Networks are becoming increasingly complex, making effective and efficient network management a challenge. With new and emerging technologies and the increasing adoption of cloud, users expect faster network speeds and seamless network availability. In addition, security threats are more advanced and agile. As the network incorporates several devices, tools, applications, systems, and now, work from home users, the complexity escalates. A larger scale of network amplifies the potential for failure.
Networks now need to be intelligent. Artificial intelligence (AI) and machine learning (ML) will be critical in automating network operations and optimizing end user experience. This paper looks at how AI, ML, and automation can change the existing network operations and simplify the life of network engineers. It explores how businesses can leverage AI/ML to make a true self-healing autonomous network, going beyond automation and work done by bots.
Effective network operations in a new age technology world
With millions of applications developed every day, the ‘networking’ stack plays a vital role in ensuring secure and any time access, regardless of where the applications are hosted - on premise or on the cloud.
The pressure on the network to quickly adapt to new and emerging technologies while ensuring seamless user experience only amplifies the network’s complexity and the efforts it takes to manage it. There are myriad issues that can come up on a daily basis, based on the size of the infrastructure and the design complexity. A wrong VLAN on a port or misconfiguration of a VLAN can cause multiple ports and circuits to go down as the ports may get blocked due to spanning tree. A small change, misconfiguration or incident can have a significant impact on the business.
Robust change management and incident management systems help in avoiding such issues. However, network complexity gives rise to many such scenarios, and solution doesn’t come easy as one size does not fit all. For instance, checking a layer 2 issue when there are 10 switches to manage is radically different from a landscape with 100 switches in a domain. There is no efficient solution that can help in simulating such issues, as replication of the existing configuration and the device sets adds to complexity and additional requirements.
Simplifying configuration with software-defined networking
Software-defined networking (SDN) has eased the configuration part by segregating the network control plane from the forwarding plane. It has enabled a ‘single plane of glass’, wherein all the nodes can be managed and controlled from a single controller and management dashboard. The traditional configuration is abstracted with user-friendly graphical user interface. The time spent on configuring routing policies by logging into individual routers/switches command-line interface is dramatically reduced by pushing the same from the single user interface, which, in turn pushes to all the respective nodes where the policies need to be configured.
However, even though the configuration part is simplified, the alarms or events have increased and have become more complex. Consider this - the connectivity from the user to an application as a single entity has multiple components like LAN (either wired/Wi-Fi), WAN (either traditional or software defined) plus where it is hosted -- in the data center or the cloud. Each of this is monitored by its own respective controllers, and each logs the alerts/incidents to the organization’s IT Service Management desk.

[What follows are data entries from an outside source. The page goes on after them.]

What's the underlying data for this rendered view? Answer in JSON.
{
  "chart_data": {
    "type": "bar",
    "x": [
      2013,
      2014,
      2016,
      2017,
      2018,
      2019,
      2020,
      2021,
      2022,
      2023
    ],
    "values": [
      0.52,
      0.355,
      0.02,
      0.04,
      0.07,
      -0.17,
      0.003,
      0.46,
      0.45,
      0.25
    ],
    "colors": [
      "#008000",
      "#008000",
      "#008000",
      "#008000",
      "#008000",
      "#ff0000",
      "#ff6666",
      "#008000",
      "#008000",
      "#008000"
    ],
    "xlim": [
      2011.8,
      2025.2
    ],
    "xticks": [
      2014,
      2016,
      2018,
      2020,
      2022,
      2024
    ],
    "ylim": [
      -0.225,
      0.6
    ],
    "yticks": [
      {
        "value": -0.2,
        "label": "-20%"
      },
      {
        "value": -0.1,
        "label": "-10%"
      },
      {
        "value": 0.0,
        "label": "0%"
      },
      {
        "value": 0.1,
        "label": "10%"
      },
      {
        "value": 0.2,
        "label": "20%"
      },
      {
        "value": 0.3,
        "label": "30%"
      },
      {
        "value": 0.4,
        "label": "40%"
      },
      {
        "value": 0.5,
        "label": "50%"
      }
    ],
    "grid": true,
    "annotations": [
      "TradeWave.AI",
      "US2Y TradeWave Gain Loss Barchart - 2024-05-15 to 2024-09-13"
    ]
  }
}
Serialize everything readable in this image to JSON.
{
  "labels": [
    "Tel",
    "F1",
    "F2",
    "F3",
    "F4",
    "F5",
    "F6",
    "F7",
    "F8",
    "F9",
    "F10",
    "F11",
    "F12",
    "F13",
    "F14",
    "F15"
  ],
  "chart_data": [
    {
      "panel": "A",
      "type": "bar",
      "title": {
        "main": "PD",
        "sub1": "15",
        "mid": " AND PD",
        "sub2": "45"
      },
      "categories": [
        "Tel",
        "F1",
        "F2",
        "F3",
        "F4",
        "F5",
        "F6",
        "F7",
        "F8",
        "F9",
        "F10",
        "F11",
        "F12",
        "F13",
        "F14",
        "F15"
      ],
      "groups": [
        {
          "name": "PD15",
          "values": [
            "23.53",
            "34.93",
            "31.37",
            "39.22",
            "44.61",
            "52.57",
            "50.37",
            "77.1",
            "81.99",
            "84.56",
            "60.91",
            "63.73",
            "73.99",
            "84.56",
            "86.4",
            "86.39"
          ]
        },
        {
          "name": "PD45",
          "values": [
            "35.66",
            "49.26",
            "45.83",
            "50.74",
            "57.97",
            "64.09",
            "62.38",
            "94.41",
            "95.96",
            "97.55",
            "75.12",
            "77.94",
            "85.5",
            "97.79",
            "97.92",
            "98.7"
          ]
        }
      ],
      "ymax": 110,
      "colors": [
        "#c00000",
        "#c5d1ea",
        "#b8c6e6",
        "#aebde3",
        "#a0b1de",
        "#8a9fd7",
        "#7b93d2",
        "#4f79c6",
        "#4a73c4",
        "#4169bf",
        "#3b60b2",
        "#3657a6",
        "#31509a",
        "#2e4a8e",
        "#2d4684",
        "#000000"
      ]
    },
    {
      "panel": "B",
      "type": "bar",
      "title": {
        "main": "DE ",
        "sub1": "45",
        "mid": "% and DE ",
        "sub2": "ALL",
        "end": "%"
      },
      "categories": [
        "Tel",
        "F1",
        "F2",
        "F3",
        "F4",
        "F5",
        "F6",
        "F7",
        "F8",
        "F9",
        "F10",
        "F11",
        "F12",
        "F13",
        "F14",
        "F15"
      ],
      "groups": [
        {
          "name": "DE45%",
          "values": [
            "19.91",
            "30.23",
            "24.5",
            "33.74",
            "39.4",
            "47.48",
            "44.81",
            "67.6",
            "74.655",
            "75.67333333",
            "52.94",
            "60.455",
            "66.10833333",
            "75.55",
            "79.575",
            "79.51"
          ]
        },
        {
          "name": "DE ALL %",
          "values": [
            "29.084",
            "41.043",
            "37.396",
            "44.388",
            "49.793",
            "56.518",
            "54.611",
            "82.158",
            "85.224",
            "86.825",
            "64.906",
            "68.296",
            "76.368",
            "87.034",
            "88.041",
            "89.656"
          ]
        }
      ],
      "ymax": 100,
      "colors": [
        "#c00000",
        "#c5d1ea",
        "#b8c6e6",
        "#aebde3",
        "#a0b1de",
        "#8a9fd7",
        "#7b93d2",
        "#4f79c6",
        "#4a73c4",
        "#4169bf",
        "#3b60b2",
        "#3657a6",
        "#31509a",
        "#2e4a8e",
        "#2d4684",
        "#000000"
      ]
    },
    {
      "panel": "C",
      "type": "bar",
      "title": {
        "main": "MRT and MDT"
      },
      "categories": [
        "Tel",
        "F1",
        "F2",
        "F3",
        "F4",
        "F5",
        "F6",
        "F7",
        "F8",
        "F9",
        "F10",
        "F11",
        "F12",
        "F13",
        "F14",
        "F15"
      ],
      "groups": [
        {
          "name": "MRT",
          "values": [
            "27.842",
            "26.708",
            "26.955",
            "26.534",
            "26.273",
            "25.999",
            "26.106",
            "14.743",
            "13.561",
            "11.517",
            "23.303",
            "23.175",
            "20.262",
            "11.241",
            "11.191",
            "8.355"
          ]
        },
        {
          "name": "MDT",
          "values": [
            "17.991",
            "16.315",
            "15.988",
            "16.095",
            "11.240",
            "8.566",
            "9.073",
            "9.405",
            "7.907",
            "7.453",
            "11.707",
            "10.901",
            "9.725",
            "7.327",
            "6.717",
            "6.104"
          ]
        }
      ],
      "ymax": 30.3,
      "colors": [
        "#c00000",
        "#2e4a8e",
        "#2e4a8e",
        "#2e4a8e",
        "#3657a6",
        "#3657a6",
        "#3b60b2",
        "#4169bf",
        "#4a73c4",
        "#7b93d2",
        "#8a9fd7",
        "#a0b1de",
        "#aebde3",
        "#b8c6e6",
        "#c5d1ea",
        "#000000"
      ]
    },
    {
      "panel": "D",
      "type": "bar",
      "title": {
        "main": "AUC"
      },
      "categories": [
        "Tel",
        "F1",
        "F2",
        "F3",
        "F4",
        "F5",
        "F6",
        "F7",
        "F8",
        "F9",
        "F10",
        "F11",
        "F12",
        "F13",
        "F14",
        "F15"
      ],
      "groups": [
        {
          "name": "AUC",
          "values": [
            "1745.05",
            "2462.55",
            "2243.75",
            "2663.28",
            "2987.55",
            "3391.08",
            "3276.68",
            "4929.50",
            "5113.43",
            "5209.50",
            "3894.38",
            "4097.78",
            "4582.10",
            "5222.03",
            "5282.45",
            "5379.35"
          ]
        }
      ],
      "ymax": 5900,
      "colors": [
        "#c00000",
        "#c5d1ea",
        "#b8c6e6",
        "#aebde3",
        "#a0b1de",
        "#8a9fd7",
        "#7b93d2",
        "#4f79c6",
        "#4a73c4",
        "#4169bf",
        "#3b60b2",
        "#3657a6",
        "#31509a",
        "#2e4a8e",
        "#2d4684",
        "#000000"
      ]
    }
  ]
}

An application can slow down due to network latency or high response time from the application server itself. Earlier, these were marked as network issues. Now, leveraging new gen solutions, we are able to garner better insights into these issues and classify these in two different domains – network and applications – thereby, ensuring issues are assigned to the appropriate teams for resolution.
Similarly, an overlay tunnel would have gone down because of the underlay device's port which is either flapping or has gone down. In such scenarios, each endpoint logs its own events - the SD-WAN controller would log an incident for the tunnel going down and the underlay device would log an event for the port going down. With multiple incidents being logged from multiple controllers and the underlay devices, ITOps find it very difficult to correlate each of them. With separate teams handling issues from different components, the correlation becomes even more difficult.
The focus of the operations teams is on configuration and troubleshooting. The configuration part is now simplified with next-gen solutions, but troubleshooting has become more complex.
Is there a solution that can ease the troubleshooting or issue resolution process as well? The answer is a resounding ‘yes’.
Intelligent network with AI and ML
Networks need to be intelligent to meet the dynamic needs of the digital age. AI and ML play a critical role in enabling this by automating and infusing intelligence in network operations.